S_FRET, S_YFP, and S_CFP correspond to fluorescent measurements from the same cell using FRET, YFP, and CFP cubes whose spectral properties have been detailed previously⁴. R_D1 and R_A are constants relating to the respective spectral properties of ECFP and EYFP; ɛ_CFP(440 nm) / ɛ_YFP(440 nm) approximates the ratio of molar extinction coefficients of ECFP and EYFP at 440 nm, respectively; and M_A/M_D is the ratio of optical gain factors and quantum yields pertaining to EYFP and ECFP, respectively. Detailed descriptions of these parameters and their determination appear in our prior publications⁴. For all FRET efficiencies, spurious FRET relating to unbound ECFP and EYFP moities has been subtracted¹³. For 3³-FRET, spurious FRET is linearly proportional to the concentration of CFP molecules, and the experimentally determined slopewas obtained from cells coexpressing ECFP and EYFP fluorophores.
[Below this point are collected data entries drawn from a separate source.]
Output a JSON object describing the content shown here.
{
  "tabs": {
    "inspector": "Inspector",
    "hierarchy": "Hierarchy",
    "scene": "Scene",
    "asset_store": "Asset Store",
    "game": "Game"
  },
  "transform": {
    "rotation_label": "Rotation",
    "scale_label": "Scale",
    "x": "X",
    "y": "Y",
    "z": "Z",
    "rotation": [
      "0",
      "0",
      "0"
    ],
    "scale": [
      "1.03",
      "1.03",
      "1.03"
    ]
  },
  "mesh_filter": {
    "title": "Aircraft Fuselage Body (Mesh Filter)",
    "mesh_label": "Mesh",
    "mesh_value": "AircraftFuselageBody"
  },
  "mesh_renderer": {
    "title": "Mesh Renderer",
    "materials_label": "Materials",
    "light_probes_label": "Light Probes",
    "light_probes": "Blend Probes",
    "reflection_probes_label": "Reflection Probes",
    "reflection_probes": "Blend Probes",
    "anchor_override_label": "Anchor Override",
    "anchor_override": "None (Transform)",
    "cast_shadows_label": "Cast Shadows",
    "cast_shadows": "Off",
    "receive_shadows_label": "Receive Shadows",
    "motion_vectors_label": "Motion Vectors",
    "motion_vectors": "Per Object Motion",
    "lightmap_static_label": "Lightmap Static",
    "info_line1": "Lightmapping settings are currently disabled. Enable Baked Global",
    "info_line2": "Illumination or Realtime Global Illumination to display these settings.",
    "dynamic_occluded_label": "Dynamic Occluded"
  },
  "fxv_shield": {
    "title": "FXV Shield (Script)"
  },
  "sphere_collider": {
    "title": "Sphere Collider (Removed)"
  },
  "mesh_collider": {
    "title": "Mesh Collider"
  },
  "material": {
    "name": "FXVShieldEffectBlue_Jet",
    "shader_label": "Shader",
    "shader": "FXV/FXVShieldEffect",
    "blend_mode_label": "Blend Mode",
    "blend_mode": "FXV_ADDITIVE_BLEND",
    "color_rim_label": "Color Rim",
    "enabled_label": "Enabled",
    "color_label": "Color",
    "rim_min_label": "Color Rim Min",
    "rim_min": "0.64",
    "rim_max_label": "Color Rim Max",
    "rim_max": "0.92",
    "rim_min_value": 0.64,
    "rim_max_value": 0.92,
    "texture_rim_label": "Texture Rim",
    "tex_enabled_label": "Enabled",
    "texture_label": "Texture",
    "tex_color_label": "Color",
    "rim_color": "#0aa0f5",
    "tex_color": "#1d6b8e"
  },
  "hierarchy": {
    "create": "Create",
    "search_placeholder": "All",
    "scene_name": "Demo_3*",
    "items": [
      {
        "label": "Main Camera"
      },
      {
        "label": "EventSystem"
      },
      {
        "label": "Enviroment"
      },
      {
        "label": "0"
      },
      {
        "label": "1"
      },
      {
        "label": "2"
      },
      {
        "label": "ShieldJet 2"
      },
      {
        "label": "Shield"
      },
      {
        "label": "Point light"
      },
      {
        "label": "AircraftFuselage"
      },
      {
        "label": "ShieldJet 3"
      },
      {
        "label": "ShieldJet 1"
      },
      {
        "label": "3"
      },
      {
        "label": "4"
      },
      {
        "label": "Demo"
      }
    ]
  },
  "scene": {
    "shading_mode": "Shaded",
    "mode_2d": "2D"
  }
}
Similarly, for E-FRET, the spurious FRET is linearly proportional to the concentration of EYFP molecules. The slope for this relationship can be obtained from:

$$A_{\mathrm{E}-\mathrm{F}\mathrm{R}\mathrm{E}\mathrm{T}}=A_{3^3-\mathrm{F}\mathrm{R}\mathrm{E}\mathrm{T}}\cdot (R_{\mathrm{A}}/R_{\mathrm{D}1})/(M_{\mathrm{A}}/M_{\mathrm{D}})$$ (4)
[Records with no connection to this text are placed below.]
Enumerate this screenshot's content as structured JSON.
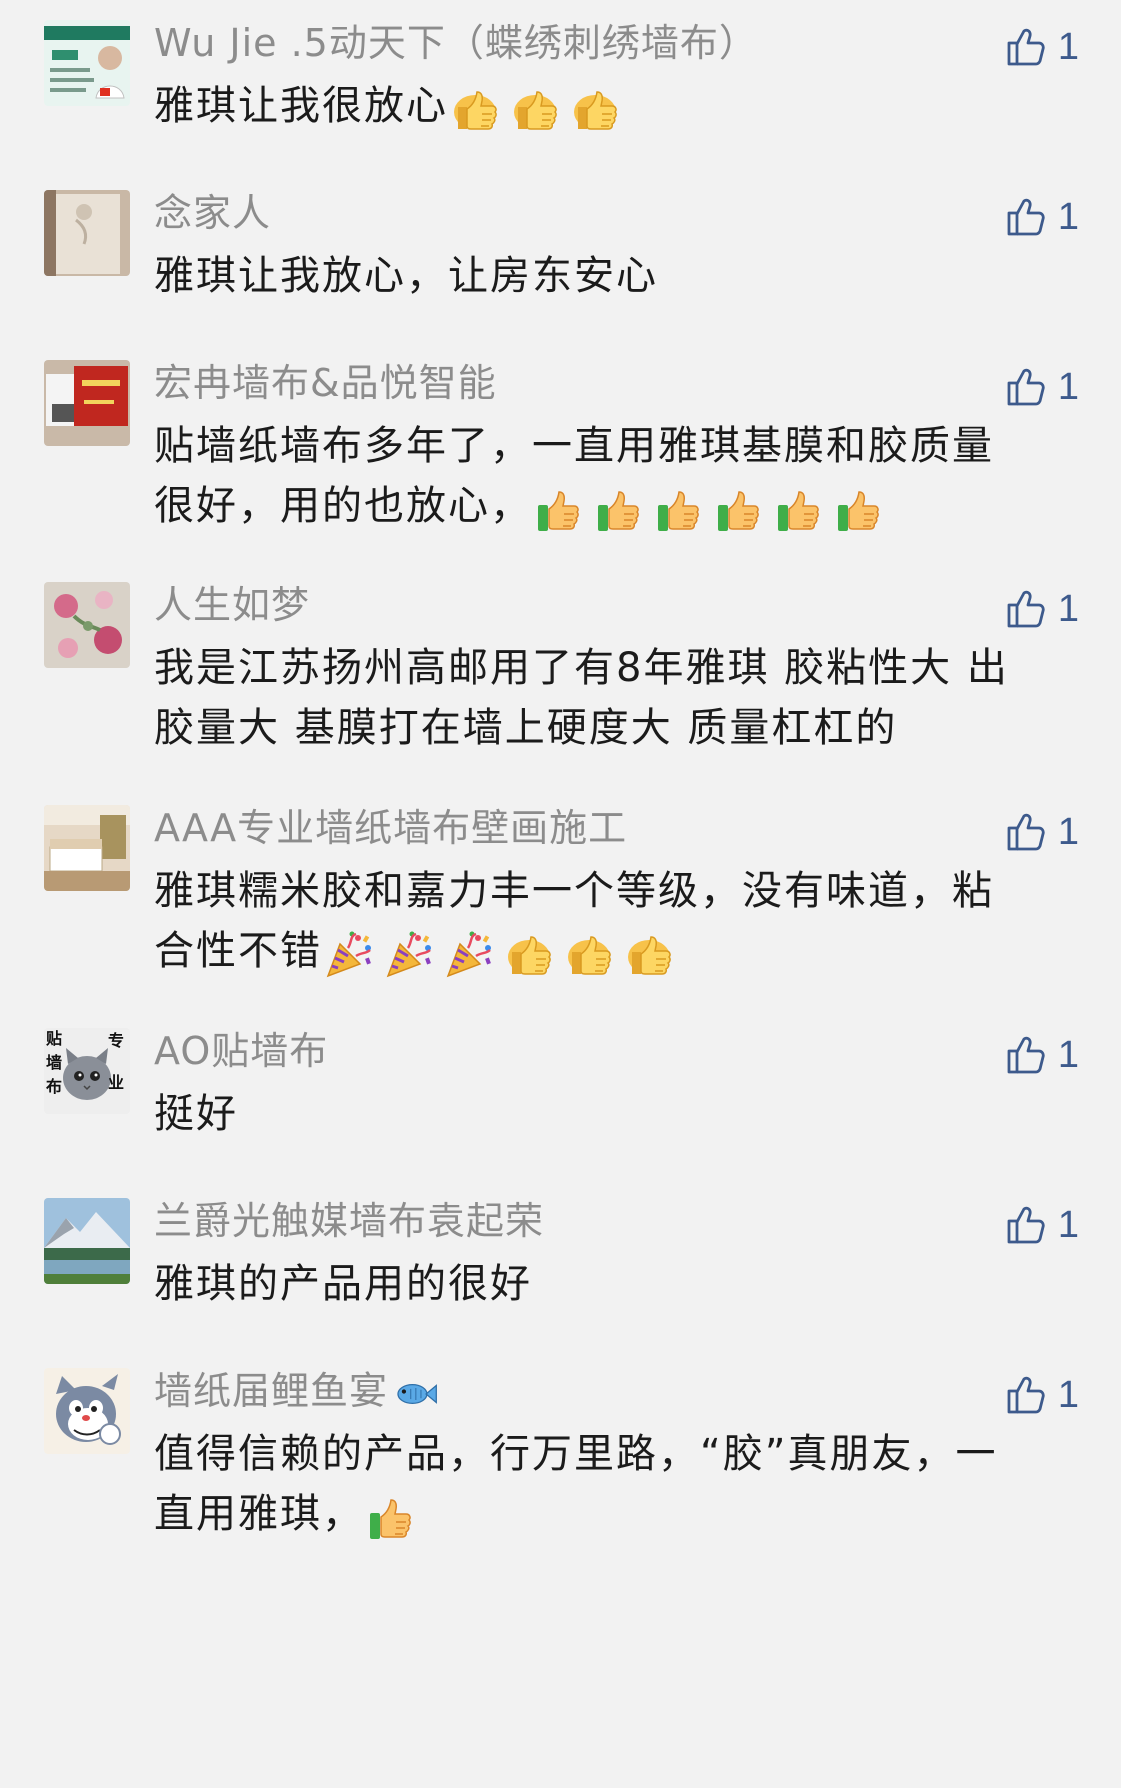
{
  "comments": [
    {
      "nickname": "Wu Jie .5动天下（蝶绣刺绣墙布）",
      "avatar_icon": "business-card-avatar",
      "lines": [
        {
          "text": "雅琪让我很放心",
          "emoji": [
            "thumbs-up",
            "thumbs-up",
            "thumbs-up"
          ]
        }
      ],
      "likes": "1"
    },
    {
      "nickname": "念家人",
      "avatar_icon": "wallpaper-photo-avatar",
      "lines": [
        {
          "text": "雅琪让我放心，让房东安心",
          "emoji": []
        }
      ],
      "likes": "1"
    },
    {
      "nickname": "宏冉墙布&品悦智能",
      "avatar_icon": "red-card-avatar",
      "lines": [
        {
          "text": "贴墙纸墙布多年了，一直用雅琪基膜和胶质量",
          "emoji": []
        },
        {
          "text": "很好，用的也放心，",
          "emoji": [
            "thumbs-up-boxed",
            "thumbs-up-boxed",
            "thumbs-up-boxed",
            "thumbs-up-boxed",
            "thumbs-up-boxed",
            "thumbs-up-boxed"
          ]
        }
      ],
      "likes": "1"
    },
    {
      "nickname": "人生如梦",
      "avatar_icon": "floral-wallpaper-avatar",
      "lines": [
        {
          "text": "我是江苏扬州高邮用了有8年雅琪 胶粘性大 出",
          "emoji": []
        },
        {
          "text": "胶量大 基膜打在墙上硬度大 质量杠杠的",
          "emoji": []
        }
      ],
      "likes": "1"
    },
    {
      "nickname": "AAA专业墙纸墙布壁画施工",
      "avatar_icon": "bedroom-photo-avatar",
      "lines": [
        {
          "text": "雅琪糯米胶和嘉力丰一个等级，没有味道，粘",
          "emoji": []
        },
        {
          "text": "合性不错",
          "emoji": [
            "party-popper",
            "party-popper",
            "party-popper",
            "thumbs-up",
            "thumbs-up",
            "thumbs-up"
          ]
        }
      ],
      "likes": "1"
    },
    {
      "nickname": "AO贴墙布",
      "avatar_icon": "cat-avatar",
      "avatar_text": [
        "贴",
        "墙",
        "布",
        "专",
        "业"
      ],
      "lines": [
        {
          "text": "挺好",
          "emoji": []
        }
      ],
      "likes": "1"
    },
    {
      "nickname": "兰爵光触媒墙布袁起荣",
      "avatar_icon": "mountain-lake-avatar",
      "lines": [
        {
          "text": "雅琪的产品用的很好",
          "emoji": []
        }
      ],
      "likes": "1"
    },
    {
      "nickname": "墙纸届鲤鱼宴",
      "nickname_emoji": "fish",
      "avatar_icon": "cartoon-cat-avatar",
      "lines": [
        {
          "text": "值得信赖的产品，行万里路，“胶”真朋友，一",
          "emoji": []
        },
        {
          "text": "直用雅琪，",
          "emoji": [
            "thumbs-up-boxed"
          ]
        }
      ],
      "likes": "1"
    }
  ],
  "colors": {
    "background": "#f2f2f2",
    "nickname": "#8c8c8c",
    "text": "#1b1b1b",
    "like": "#3d5a8c"
  }
}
The methods for FRET 2-hybrid binding curves have been extensively described in previous publications^3,4,41. Briefly, binding curves were determined by least-squared-error minimization of data from multiple cells, utilizing a 1:1 binding model with adjustment of parameters K_d,EFF and maximal FRET efficiency at saturating donor concentrations. For a small number of interactions involving mutations that strongly disrupted binding, the maximal FRET efficiency was set equal to that of the corresponding wild-type interaction and K_d,EFF varied to minimize errors. Standard-deviation error bounds on K_d,EFF estimates were determined by Jacobian error matrix analysis⁵⁸.
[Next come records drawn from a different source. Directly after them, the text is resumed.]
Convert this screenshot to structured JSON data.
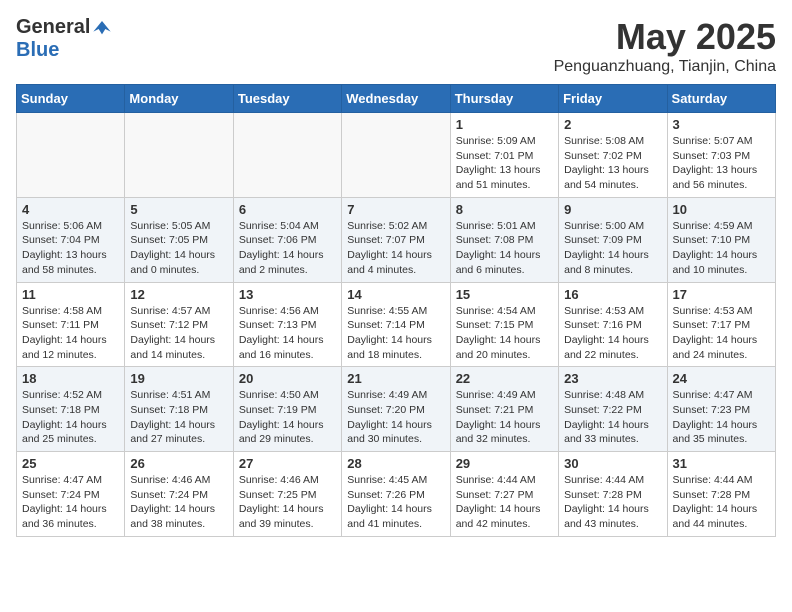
{
  "header": {
    "logo_general": "General",
    "logo_blue": "Blue",
    "title": "May 2025",
    "subtitle": "Penguanzhuang, Tianjin, China"
  },
  "days_of_week": [
    "Sunday",
    "Monday",
    "Tuesday",
    "Wednesday",
    "Thursday",
    "Friday",
    "Saturday"
  ],
  "weeks": [
    [
      {
        "day": "",
        "info": ""
      },
      {
        "day": "",
        "info": ""
      },
      {
        "day": "",
        "info": ""
      },
      {
        "day": "",
        "info": ""
      },
      {
        "day": "1",
        "info": "Sunrise: 5:09 AM\nSunset: 7:01 PM\nDaylight: 13 hours\nand 51 minutes."
      },
      {
        "day": "2",
        "info": "Sunrise: 5:08 AM\nSunset: 7:02 PM\nDaylight: 13 hours\nand 54 minutes."
      },
      {
        "day": "3",
        "info": "Sunrise: 5:07 AM\nSunset: 7:03 PM\nDaylight: 13 hours\nand 56 minutes."
      }
    ],
    [
      {
        "day": "4",
        "info": "Sunrise: 5:06 AM\nSunset: 7:04 PM\nDaylight: 13 hours\nand 58 minutes."
      },
      {
        "day": "5",
        "info": "Sunrise: 5:05 AM\nSunset: 7:05 PM\nDaylight: 14 hours\nand 0 minutes."
      },
      {
        "day": "6",
        "info": "Sunrise: 5:04 AM\nSunset: 7:06 PM\nDaylight: 14 hours\nand 2 minutes."
      },
      {
        "day": "7",
        "info": "Sunrise: 5:02 AM\nSunset: 7:07 PM\nDaylight: 14 hours\nand 4 minutes."
      },
      {
        "day": "8",
        "info": "Sunrise: 5:01 AM\nSunset: 7:08 PM\nDaylight: 14 hours\nand 6 minutes."
      },
      {
        "day": "9",
        "info": "Sunrise: 5:00 AM\nSunset: 7:09 PM\nDaylight: 14 hours\nand 8 minutes."
      },
      {
        "day": "10",
        "info": "Sunrise: 4:59 AM\nSunset: 7:10 PM\nDaylight: 14 hours\nand 10 minutes."
      }
    ],
    [
      {
        "day": "11",
        "info": "Sunrise: 4:58 AM\nSunset: 7:11 PM\nDaylight: 14 hours\nand 12 minutes."
      },
      {
        "day": "12",
        "info": "Sunrise: 4:57 AM\nSunset: 7:12 PM\nDaylight: 14 hours\nand 14 minutes."
      },
      {
        "day": "13",
        "info": "Sunrise: 4:56 AM\nSunset: 7:13 PM\nDaylight: 14 hours\nand 16 minutes."
      },
      {
        "day": "14",
        "info": "Sunrise: 4:55 AM\nSunset: 7:14 PM\nDaylight: 14 hours\nand 18 minutes."
      },
      {
        "day": "15",
        "info": "Sunrise: 4:54 AM\nSunset: 7:15 PM\nDaylight: 14 hours\nand 20 minutes."
      },
      {
        "day": "16",
        "info": "Sunrise: 4:53 AM\nSunset: 7:16 PM\nDaylight: 14 hours\nand 22 minutes."
      },
      {
        "day": "17",
        "info": "Sunrise: 4:53 AM\nSunset: 7:17 PM\nDaylight: 14 hours\nand 24 minutes."
      }
    ],
    [
      {
        "day": "18",
        "info": "Sunrise: 4:52 AM\nSunset: 7:18 PM\nDaylight: 14 hours\nand 25 minutes."
      },
      {
        "day": "19",
        "info": "Sunrise: 4:51 AM\nSunset: 7:18 PM\nDaylight: 14 hours\nand 27 minutes."
      },
      {
        "day": "20",
        "info": "Sunrise: 4:50 AM\nSunset: 7:19 PM\nDaylight: 14 hours\nand 29 minutes."
      },
      {
        "day": "21",
        "info": "Sunrise: 4:49 AM\nSunset: 7:20 PM\nDaylight: 14 hours\nand 30 minutes."
      },
      {
        "day": "22",
        "info": "Sunrise: 4:49 AM\nSunset: 7:21 PM\nDaylight: 14 hours\nand 32 minutes."
      },
      {
        "day": "23",
        "info": "Sunrise: 4:48 AM\nSunset: 7:22 PM\nDaylight: 14 hours\nand 33 minutes."
      },
      {
        "day": "24",
        "info": "Sunrise: 4:47 AM\nSunset: 7:23 PM\nDaylight: 14 hours\nand 35 minutes."
      }
    ],
    [
      {
        "day": "25",
        "info": "Sunrise: 4:47 AM\nSunset: 7:24 PM\nDaylight: 14 hours\nand 36 minutes."
      },
      {
        "day": "26",
        "info": "Sunrise: 4:46 AM\nSunset: 7:24 PM\nDaylight: 14 hours\nand 38 minutes."
      },
      {
        "day": "27",
        "info": "Sunrise: 4:46 AM\nSunset: 7:25 PM\nDaylight: 14 hours\nand 39 minutes."
      },
      {
        "day": "28",
        "info": "Sunrise: 4:45 AM\nSunset: 7:26 PM\nDaylight: 14 hours\nand 41 minutes."
      },
      {
        "day": "29",
        "info": "Sunrise: 4:44 AM\nSunset: 7:27 PM\nDaylight: 14 hours\nand 42 minutes."
      },
      {
        "day": "30",
        "info": "Sunrise: 4:44 AM\nSunset: 7:28 PM\nDaylight: 14 hours\nand 43 minutes."
      },
      {
        "day": "31",
        "info": "Sunrise: 4:44 AM\nSunset: 7:28 PM\nDaylight: 14 hours\nand 44 minutes."
      }
    ]
  ]
}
Supplementary Note 24 characterizes our FRET 2-hybrid constructs, specifying their precise sequence composition, and behavior via western blot and confocal imaging analysis.

Molecular Modeling

De novo structural prediction was performed using the Robetta online server⁴⁹ (http://robetta.bakerlab.org) as described in Supplementary Note 19,20–22. We used web-based molecular docking programs, PatchDock⁵² (http://bioinfo3d.cs.tau.ac.il/PatchDock/) and FireDock⁵⁹ (http://bioinfo3d.cs.tau.ac.il/FireDock/) to obtain preliminary models for molecular docking. Such preliminary models were subsequently used as starting models for further structural modeling and refinement using a customized docking protocol of PyRosetta⁶⁰. A homology model of the C-lobe of apoCaM bound to IQ domain was constructed as described elsewhere⁴². All molecular models and atomic structures were visualized and rendered using PyMOL v1.2r1. (DeLano Scientific, LLC).